In the world of international financial conspiracy no family name is more vilified than that of Rothschild. The name is central to countless conspiracies and today the family is assumed by certain groups to be in control of many of the world’s central banks. To examine each of these and determine their veracity in a single article would be far too much for this author but one in particular bears discussion.
The enduring Rothschild myth centers on the London Stock Exchange, the battle of Waterloo and Nathan Rothschild. The story is most famously told in the film ‘The Money Masters’, produced by Bill Still. In the movie Still tells us that Nathan had posted an observer by the name of Ruthworth at the battle of Waterloo. His mission was to ascertain the victor and relay this information back to Nathan before the general public could become aware.
The result of this battle would have had significant consequences on the value of British bonds (“consols”) since a victorious Napoleon would present a credible threat to the British government. As it so happened, Napoleon was defeated and Mr. Ruthworth dutifully relayed this information to Nathan days before official informants could do the same.
Nathan then spreads the rumour that Napoleon was, in fact, victorious. The Rothschild’s intelligence network was legendary and investors believed what they were hearing was genuine. This caused a panicked sell-off of British consols at the London Stock Exchange. Nathan used this opportunity to purchase huge amounts of these securities and when news of the genuine victor reached London, he profited immensely from the trade. With the vast amounts of wealth he now controlled Nathan was able to bring the British government and Bank of England under his influence.
A fantastic tale… and a complete myth.
As with many myths, it may have its roots in a real event. In 1814, a year before the battle of Waterloo, a group of men led by Lord Cochrane conspired to spread the rumour that Napoleon was dead. The men traded on this information, leading to some great profits… though not the legendary amounts that Nathan Rothschild was alleged to amass from a similar gambit. This became known as the Great Stock Exchange Fraud of 1814, and ended in the conviction of Lord Cochrane for fraud.
Just over two decades after the Battle of Waterloo a work of fiction appeared in Ward’s Miscellany, published in 1837 on page 474 titled “An Adventure of the Stock Exchange.” The story tells the tale of Mr. F who, upon receiving advance notice from someone identified only as “the Frenchman” that Napoleon had been defeated at Waterloo, proceeds to immediately purchase large quantities of British consols. As word of Napoleon’s defeat spreads, the price of British bonds rises and Mr. F pockets a handsome profit, enough to purchase an estate he had his eyes on for some time.

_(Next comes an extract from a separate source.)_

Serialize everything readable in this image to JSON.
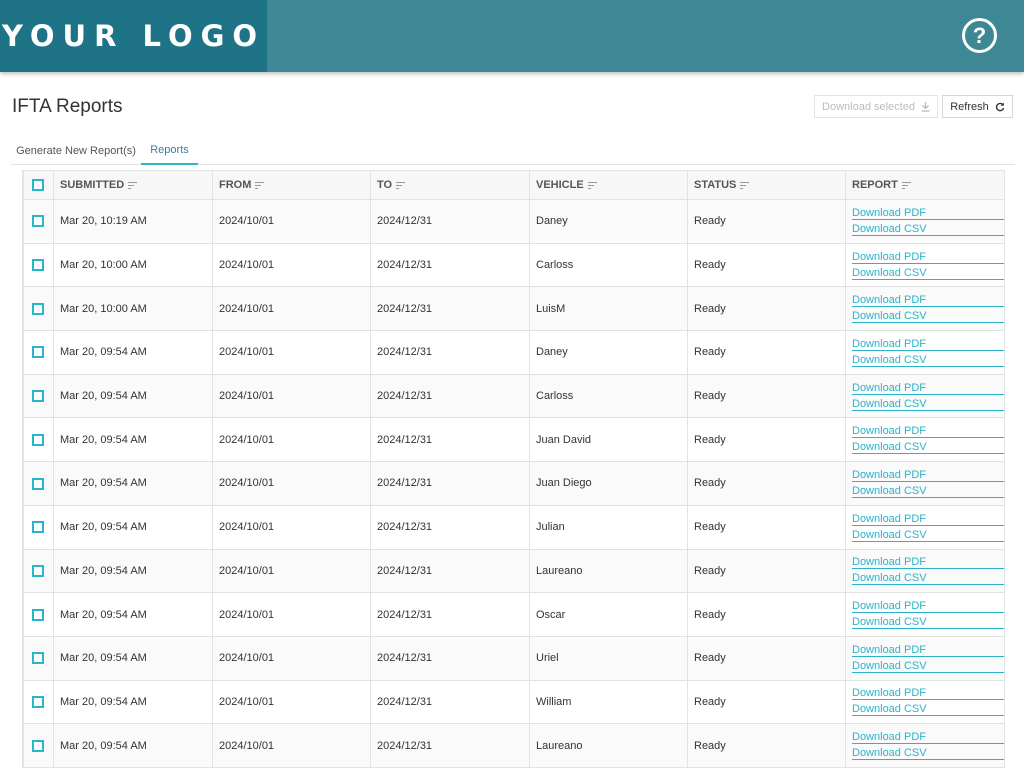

Fast forward another century to Germany and we see that this myth is once again being invoked. This time under the supervision of Nazi propaganda minister Joseph Goebbels and director Erich Waschneck. The film “The Rothschilds’ Shares in Waterloo” was released in 1940 and was intended to further stir up anti-semitism in the now warring country. The film portrays Nathan Rothschild employing a number of informants at the Battle of Waterloo in order to inform him of the victor. After being told that the British had won, Nathan spreads the rumour that the British had actually lost. This causes a panicked sell-off of British consols at the London Stock Exchange. Nathan purchases these at a tremendous discount, ultimately multiplying his family’s wealth many-fold. Sound like a familiar story? The similarities don’t end there. In the movie only a single informant successfully relayed the information back to Nathan.
His name? Mr. Ruthworth.
Could this possibly be a fanciful retelling of actual events on the London Stock Exchange in 1815? Not likely as price data of British consols is easily accessible. In “The Ascent of Money”, author and economist Niall Ferguson examines this very story and the price data shows a very different series of events.
As can be seen there is no evidence of a great crash in the price of consols in the days following the Battle on June 18, 1815. As reported in the London Courier on June 20, 1815 Nathan started buying large quantities of bonds speculating that, with the war being over, the British government would stop its wartime borrowing thus causing the price of bonds to rise. While he did realize a profit of around 40% over a 30-month period on this particular trade, that is hardly the monumental amounts described by Bill Still and other promulgators of the Rothschild myth.
It is unfortunate that a fictional story created by Nazis lives on until this day. The existential threat to the fabric of civilization presented by central banks is very real. Stories such as these only serve to distract from that. As the great H.L. Mencken warned us:
“For every complex problem there is an answer that is clear, simple, and wrong.”